Désaccord entre importateurs et producteurs européens d'engrais

Bruxelles, 26/03/2001 (Agence Europe) - L'association européenne des importateurs de fertilisants (EFIA) attire l'attention de la Commission européenne sur la politique de prix, selon elle "très agressive", qui est pratiquée par l'un des principaux plaignants dans la procédure antidumping visant l'urée originaire de dix pays tiers (Biélorussie, Bulgarie, Croatie, Egypte, Estonie, Libye, Lituanie, Pologne, Roumanie et Ukraine).

"Comment une partie peut-elle sincèrement invoquer un préjudice causé par des importations à bas prix lorsqu'elle pratique elle-même une politique de baisse exagérée des prix qui ne peut qu'avoir des effets adverses sur le marché", y compris une chute des prix de l'urée et d'autres fertilisants azotés, s'interroge l'EFIA dans une lettre adressée aux responsables de l'investigation communautaire. Et d'affirmer que "les perturbations actuelles sur le marché italien ne peuvent être imputées aux importations mais sont entièrement causées par l'un des plaignants" dans cette affaire, en l'occurrence Hydro Italia.
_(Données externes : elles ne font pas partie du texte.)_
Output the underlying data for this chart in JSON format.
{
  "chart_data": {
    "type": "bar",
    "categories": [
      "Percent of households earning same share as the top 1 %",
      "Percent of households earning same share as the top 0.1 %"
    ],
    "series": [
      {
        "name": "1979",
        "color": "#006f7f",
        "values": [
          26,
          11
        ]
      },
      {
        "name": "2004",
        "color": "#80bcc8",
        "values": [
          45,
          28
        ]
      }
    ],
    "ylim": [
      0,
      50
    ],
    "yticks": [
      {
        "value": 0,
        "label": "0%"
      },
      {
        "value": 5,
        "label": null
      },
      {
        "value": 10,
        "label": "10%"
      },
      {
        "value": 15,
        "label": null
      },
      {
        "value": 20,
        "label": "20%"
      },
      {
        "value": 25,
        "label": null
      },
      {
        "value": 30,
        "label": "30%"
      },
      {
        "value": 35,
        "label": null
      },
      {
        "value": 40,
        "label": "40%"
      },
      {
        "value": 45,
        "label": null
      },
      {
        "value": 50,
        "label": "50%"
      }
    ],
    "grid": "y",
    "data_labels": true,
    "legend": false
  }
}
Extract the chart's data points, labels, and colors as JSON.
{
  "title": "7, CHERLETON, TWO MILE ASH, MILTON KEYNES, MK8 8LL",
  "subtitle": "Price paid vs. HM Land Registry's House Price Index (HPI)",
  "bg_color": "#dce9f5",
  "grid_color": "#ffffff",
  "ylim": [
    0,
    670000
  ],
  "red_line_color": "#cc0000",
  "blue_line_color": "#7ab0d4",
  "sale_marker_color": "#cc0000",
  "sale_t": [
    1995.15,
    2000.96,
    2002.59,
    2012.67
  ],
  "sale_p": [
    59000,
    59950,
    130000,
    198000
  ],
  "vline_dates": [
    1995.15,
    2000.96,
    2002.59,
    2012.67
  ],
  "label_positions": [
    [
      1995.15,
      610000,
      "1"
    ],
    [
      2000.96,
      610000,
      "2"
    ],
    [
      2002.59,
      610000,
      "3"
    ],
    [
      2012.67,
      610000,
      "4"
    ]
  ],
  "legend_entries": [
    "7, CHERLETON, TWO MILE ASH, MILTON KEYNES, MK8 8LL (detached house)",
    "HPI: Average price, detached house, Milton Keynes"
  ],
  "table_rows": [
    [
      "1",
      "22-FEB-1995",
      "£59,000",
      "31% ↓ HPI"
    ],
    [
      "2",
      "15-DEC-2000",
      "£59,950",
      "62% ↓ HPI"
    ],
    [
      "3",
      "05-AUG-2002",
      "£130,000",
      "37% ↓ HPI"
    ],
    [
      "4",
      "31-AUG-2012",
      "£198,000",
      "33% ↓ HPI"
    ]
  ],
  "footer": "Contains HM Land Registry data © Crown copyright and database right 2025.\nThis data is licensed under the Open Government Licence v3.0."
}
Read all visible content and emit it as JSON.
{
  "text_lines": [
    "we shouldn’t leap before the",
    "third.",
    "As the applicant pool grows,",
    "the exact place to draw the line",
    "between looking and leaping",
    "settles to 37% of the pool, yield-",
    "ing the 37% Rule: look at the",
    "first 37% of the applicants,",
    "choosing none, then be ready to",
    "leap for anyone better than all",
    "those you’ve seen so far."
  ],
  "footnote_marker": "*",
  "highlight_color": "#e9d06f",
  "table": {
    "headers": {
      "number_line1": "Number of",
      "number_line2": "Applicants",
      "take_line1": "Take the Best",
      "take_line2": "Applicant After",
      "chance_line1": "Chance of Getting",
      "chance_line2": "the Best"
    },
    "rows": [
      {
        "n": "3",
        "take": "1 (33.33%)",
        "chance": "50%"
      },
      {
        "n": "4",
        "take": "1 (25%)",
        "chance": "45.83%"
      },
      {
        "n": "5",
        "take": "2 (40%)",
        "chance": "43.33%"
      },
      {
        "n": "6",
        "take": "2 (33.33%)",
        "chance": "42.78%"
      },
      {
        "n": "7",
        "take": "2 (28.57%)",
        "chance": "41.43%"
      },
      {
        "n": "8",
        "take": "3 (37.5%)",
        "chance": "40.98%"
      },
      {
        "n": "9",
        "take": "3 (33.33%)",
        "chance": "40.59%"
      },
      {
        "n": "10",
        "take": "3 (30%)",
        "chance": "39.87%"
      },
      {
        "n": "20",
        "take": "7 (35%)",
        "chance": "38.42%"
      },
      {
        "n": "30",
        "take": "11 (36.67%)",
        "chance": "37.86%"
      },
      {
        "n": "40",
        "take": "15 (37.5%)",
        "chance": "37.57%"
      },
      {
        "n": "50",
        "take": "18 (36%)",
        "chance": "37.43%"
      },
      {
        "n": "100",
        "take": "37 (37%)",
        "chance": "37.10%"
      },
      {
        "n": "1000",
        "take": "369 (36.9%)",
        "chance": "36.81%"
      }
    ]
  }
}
Cette filiale de Norsk Hydro aurait ainsi réduit ses prix d'environ 30 US$ par tonne d'urée granulaire en quelques semaines, alors que les fluctuations ne vont "jamais" au-delà de 10-15 US$/t.

En arguant de ce comportement et de contradictions dans la plainte qui est à l'origine de cette procédure, l'EFIA demande à la Commission de tenir compte de ces éléments lorsqu'elle évaluera le lien de causalité entre le dumping et le préjudice allégués par l'EFMA, l'association des fabricants d'engrais européens. Sur le fond, elle réaffirme, comme elle l'a déjà fait à plusieurs reprises l'an dernier, que le préjudice invoqué par le porte-parole de l'industrie communautaire dans cette affaire n'est pas imputable aux produits faisant l'objet d'un dumping mais "aux prix très élevés du gaz" qui entre dans la composition de l'urée. L'EFIA souligne que l'imposition de mesures contre les dix pays visés par la procédure (en plus des mesures en vigueur contre l'urée russe) "signifierait que les importations, libres de droits antidumping, seraient confinées à moins de 4% du marché communautaire de l'urée", ce qui rendrait "impossible l'exercice d'une concurrence effective au détriment des importateurs et des utilisateurs", affirme-t-elle. EUROPE rappelle que l'urée est généralement utilisée comme fertilisant en agriculture ou à des fins industrielles, en tant qu'additif dans les aliments pour bétail et comme matière première pour la fabrication de produits pharmaceutiques et de colles.